For reasons of time and cash, a deal of the found material remains undeveloped and of course undistributed, but, growing as obsessed with the woman and her work as she had been with her privacy, the young man has disseminated enough online and in gallery exhibitions to jump start her growing reputation.
Well and good, as, with several self-photos (not to be confused with selfies), the stills included in FVM are indeed electric.
Questionable, however, is the prying into the life of someone who clearly did not want to be revealed. Common misapprehension to the contrary, Emily Dickinson did attempt to reach out to have her verse appraised, appreciated and published; and Max Brod’s defiance of Kafka’s instructions may have been what the writer truly wanted. The filmmakers do service in uncovering Maier’s offer to a French connection to do business with her photographic art, proof if need be that she was not entirely averse to unveiling at least a part of her work though not her person. But the film also and abruptly goes far in insinuation of an ominous side to the character of this woman dead and unable to respond in self-defense.
Former employers and now-middle-aged charges testify to her paranoid insistence on absolute inviolable privacy.
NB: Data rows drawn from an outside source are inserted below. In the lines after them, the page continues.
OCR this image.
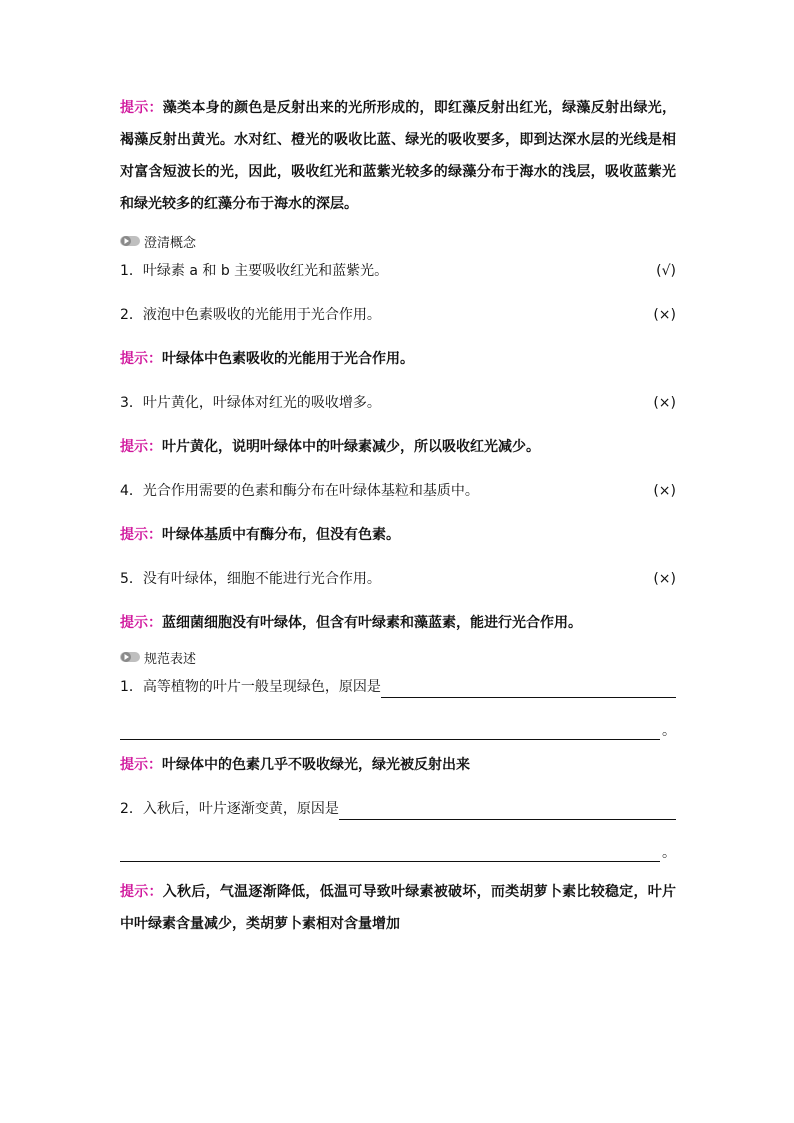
提示：藻类本身的颜色是反射出来的光所形成的，即红藻反射出红光，绿藻反射出绿光，褐藻反射出黄光。水对红、橙光的吸收比蓝、绿光的吸收要多，即到达深水层的光线是相对富含短波长的光，因此，吸收红光和蓝紫光较多的绿藻分布于海水的浅层，吸收蓝紫光和绿光较多的红藻分布于海水的深层。

澄清概念
1．叶绿素 a 和 b 主要吸收红光和蓝紫光。	(√)
2．液泡中色素吸收的光能用于光合作用。	(×)

提示：叶绿体中色素吸收的光能用于光合作用。

3．叶片黄化，叶绿体对红光的吸收增多。	(×)

提示：叶片黄化，说明叶绿体中的叶绿素减少，所以吸收红光减少。

4．光合作用需要的色素和酶分布在叶绿体基粒和基质中。	(×)

提示：叶绿体基质中有酶分布，但没有色素。

5．没有叶绿体，细胞不能进行光合作用。	(×)

提示：蓝细菌细胞没有叶绿体，但含有叶绿素和藻蓝素，能进行光合作用。

规范表述
1．高等植物的叶片一般呈现绿色，原因是
。

提示：叶绿体中的色素几乎不吸收绿光，绿光被反射出来

2．入秋后，叶片逐渐变黄，原因是
。

提示：入秋后，气温逐渐降低，低温可导致叶绿素被破坏，而类胡萝卜素比较稳定，叶片中叶绿素含量减少，类胡萝卜素相对含量增加
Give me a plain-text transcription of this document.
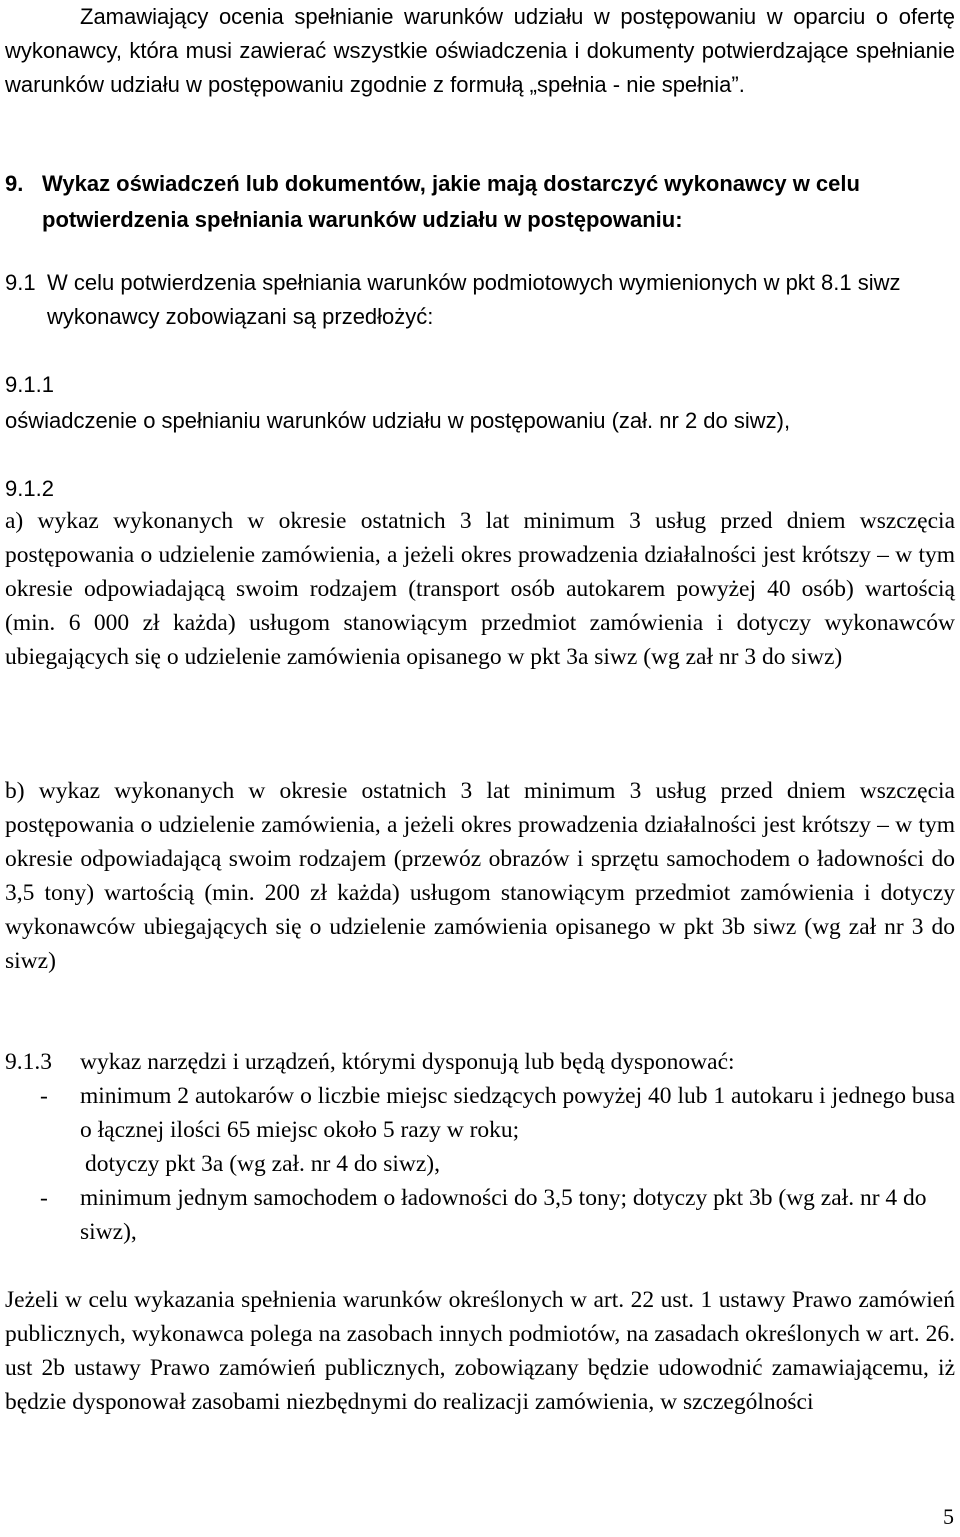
Zamawiający ocenia spełnianie warunków udziału w postępowaniu w oparciu o ofertę wykonawcy, która musi zawierać wszystkie oświadczenia i dokumenty potwierdzające spełnianie warunków udziału w postępowaniu zgodnie z formułą „spełnia - nie spełnia”.

9. Wykaz oświadczeń lub dokumentów, jakie mają dostarczyć wykonawcy w celu potwierdzenia spełniania warunków udziału w postępowaniu:
9.1 W celu potwierdzenia spełniania warunków podmiotowych wymienionych w pkt 8.1 siwz wykonawcy zobowiązani są przedłożyć:
9.1.1

oświadczenie o spełnianiu warunków udziału w postępowaniu (zał. nr 2 do siwz),

9.1.2

a) wykaz wykonanych w okresie ostatnich 3 lat minimum 3 usług przed dniem wszczęcia postępowania o udzielenie zamówienia, a jeżeli okres prowadzenia działalności jest krótszy – w tym okresie odpowiadającą swoim rodzajem (transport osób autokarem powyżej 40 osób) wartością (min. 6 000 zł każda) usługom stanowiącym przedmiot zamówienia i dotyczy wykonawców ubiegających się o udzielenie zamówienia opisanego w pkt 3a siwz (wg zał nr 3 do siwz)

b) wykaz wykonanych w okresie ostatnich 3 lat minimum 3 usług przed dniem wszczęcia postępowania o udzielenie zamówienia, a jeżeli okres prowadzenia działalności jest krótszy – w tym okresie odpowiadającą swoim rodzajem (przewóz obrazów i sprzętu samochodem o ładowności do 3,5 tony) wartością (min. 200 zł każda) usługom stanowiącym przedmiot zamówienia i dotyczy wykonawców ubiegających się o udzielenie zamówienia opisanego w pkt 3b siwz (wg zał nr 3 do siwz)

9.1.3	wykaz narzędzi i urządzeń, którymi dysponują lub będą dysponować:
-	minimum 2 autokarów o liczbie miejsc siedzących powyżej 40 lub 1 autokaru i jednego busa o łącznej ilości 65 miejsc około 5 razy w roku;
dotyczy pkt 3a (wg zał. nr 4 do siwz),
-	minimum jednym samochodem o ładowności do 3,5 tony; dotyczy pkt 3b (wg zał. nr 4 do siwz),

Jeżeli w celu wykazania spełnienia warunków określonych w art. 22 ust. 1 ustawy Prawo zamówień publicznych, wykonawca polega na zasobach innych podmiotów, na zasadach określonych w art. 26. ust 2b ustawy Prawo zamówień publicznych, zobowiązany będzie udowodnić zamawiającemu, iż będzie dysponował zasobami niezbędnymi do realizacji zamówienia, w szczególności

5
From some few, notably from two of those grown children who give an impression of having problems of their own, the viewer learns of the nanny’s unhealthy piling up of newspapers and stories of violence, and of claimed abuse at her hands.
Even to the name “Vivian,” there are numerous uncanny parallels to 2004 In the Realms of the Unreal consideration of late Chicago “outsider” artist Henry Darger, a more obviously inviting target for aberrant child-abuse intimations. There, however, writer-editor-producer-director Jessica Yu admirably steered clear of that quagmire. Maier’s talent, too, ought to have been left to stand on its own, speak for itself, without any unprovable besmirching of its possessor.